Le recourant n'a pas allégué devant le Tribunal que cette décision ne lui aurait pas été notifiée ou qu'elle ne serait pas exécutoire. Il en va de même des sommations des 25 mars et 25 mai 2018. Au contraire, le recourant n'a pas réagi à ces courriers, considérant selon son affirmation qu'il s'agissait d'une erreur puisqu'il n'aurait pas requis d'allocations familiales. Il n'a pas non plus contesté la quotité du montant réclamé, ni allégué que la dette serait éteinte. En l'absence d'un quelconque élément permettant de mettre en doute le caractère exécutoire de la décision produite, le Tribunal était fondé à considérer que celle-ci valait titre de mainlevée définitive.
2.4 Infondé, le recours sera dès lors rejeté.
3. Le recourant qui succombe, sera condamné aux frais du recours (art. 106 al. 1 et 3 CPC).
En vertu de l'art. 61 al. 1 OELP, la juridiction supérieure à laquelle sont déférées les décisions rendues dans une procédure sommaire en matière de poursuite peut prélever un émolument n'excédant pas une fois et demie l'émolument que peut prélever l'autorité de première instance.

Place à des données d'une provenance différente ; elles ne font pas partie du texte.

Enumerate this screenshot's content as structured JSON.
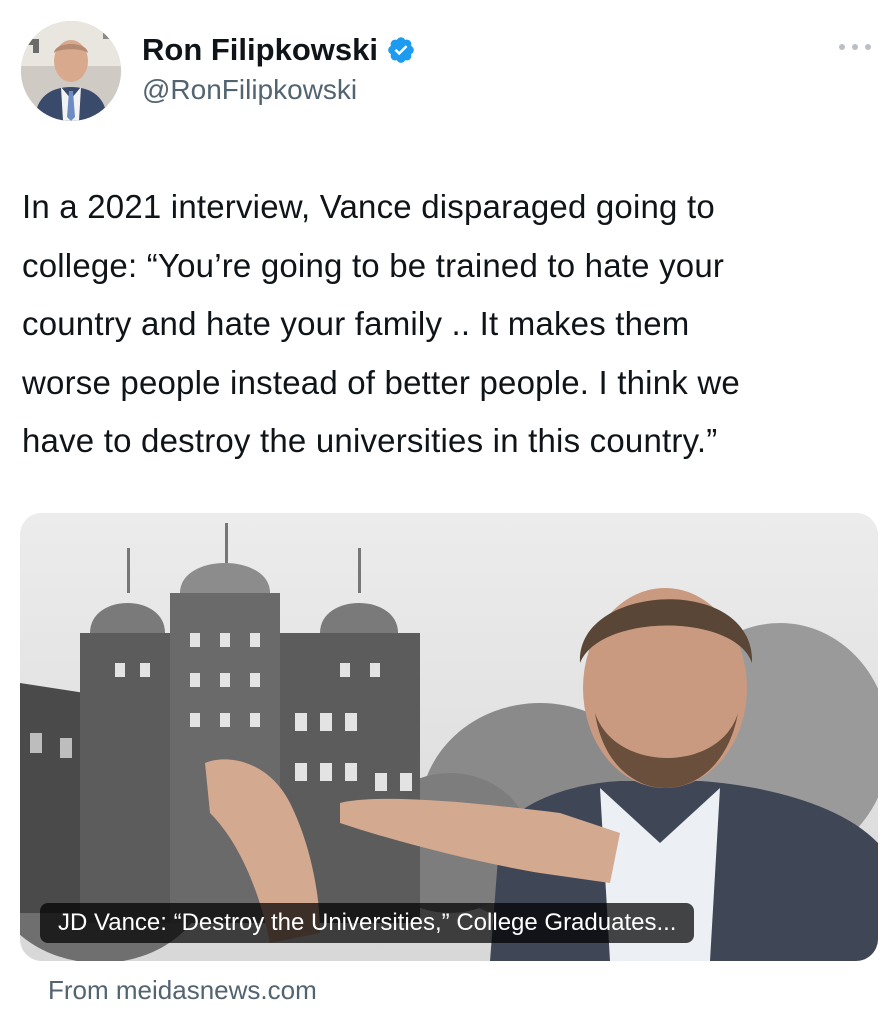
{
  "author": {
    "display_name": "Ron Filipkowski",
    "handle": "@RonFilipkowski",
    "verified": true,
    "avatar": "profile-photo"
  },
  "tweet": {
    "text_lines": [
      "In a 2021 interview, Vance disparaged going to",
      "college: “You’re going to be trained to hate your",
      "country and hate your family .. It makes them",
      "worse people instead of better people. I think we",
      "have to destroy the universities in this country.”"
    ]
  },
  "link_card": {
    "title": "JD Vance: “Destroy the Universities,” College Graduates...",
    "source": "From meidasnews.com"
  },
  "icons": {
    "verified": "verified-badge-icon",
    "more": "more-options-icon"
  },
  "colors": {
    "text": "#0f1419",
    "secondary": "#536471",
    "verified": "#1d9bf0"
  }
}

Le premier juge a fixé l'émolument de première instance - non contesté - à 400 fr. Partant, l'émolument de la présente décision sera fixé à 600 fr. et compensé avec l'avance de frais du même montant fournie, acquise à l'Etat de Genève (art. 111 al. 1 CPC).

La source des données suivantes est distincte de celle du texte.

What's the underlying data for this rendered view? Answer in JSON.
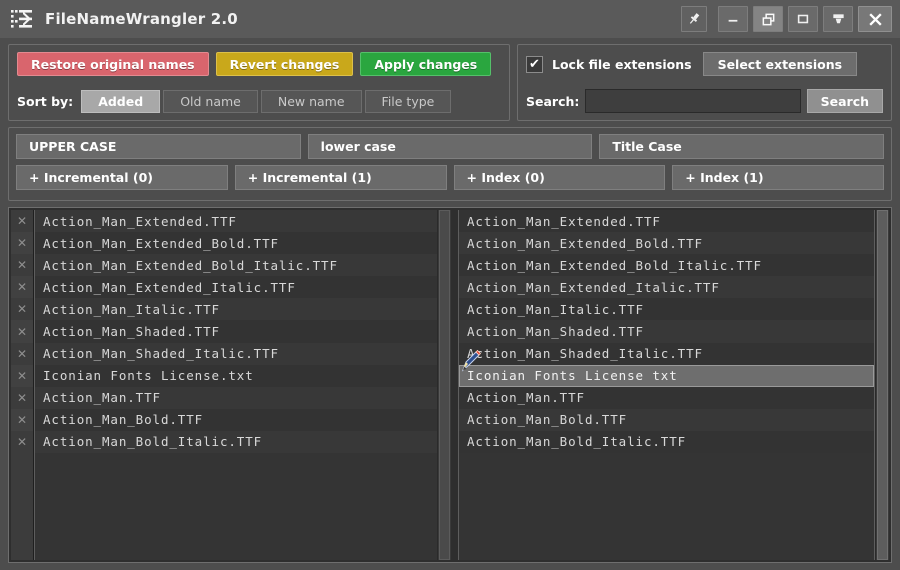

Il ne sera pas alloué de dépens à l'intimée, qui comparaît en personne et n'en a pas requis.
* * * * *
La Chambre civile :
A la forme :
Déclare recevable le recours interjeté le 8 juin 2024 par A______ contre le jugement JTPI/6681/2024 rendu le 30 mai 2024 par le Tribunal de première instance dans la cause C/26054/2023–2 SML.
Au fond :
Le rejette.
Déboute les parties de toutes autres conclusions.
Sur les frais :
Arrête les frais judiciaires du recours à 600 fr., compensés avec l'avance de frais fournie, acquise à l'Etat de Genève, et les met à la charge de A______.
Dit qu'il n'est pas alloué de dépens de recours.
Siégeant :
Madame Pauline ERARD, présidente; Madame Sylvie DROIN, Madame
Nathalie LANDRY-BARTHE, juges; Madame Laura SESSA, greffière.
La présidente : Pauline ERARD |
| La greffière : Laura SESSA |
Indication des voies de recours :
Conformément aux art. 113 ss de la loi fédérale sur le Tribunal fédéral du 17 juin 2005 (LTF; RS 173.110), le présent arrêt peut être porté dans les trente jours qui suivent sa notification avec expédition complète (art 100 al. 1 LTF) par-devant le Tribunal fédéral par la voie du recours constitutionnel subsidiaire.
Le recours doit être adressé au Tribunal fédéral, 1000 Lausanne 14.
Valeur litigieuse des conclusions pécuniaires au sens de la LTF inférieure à 30'000 fr.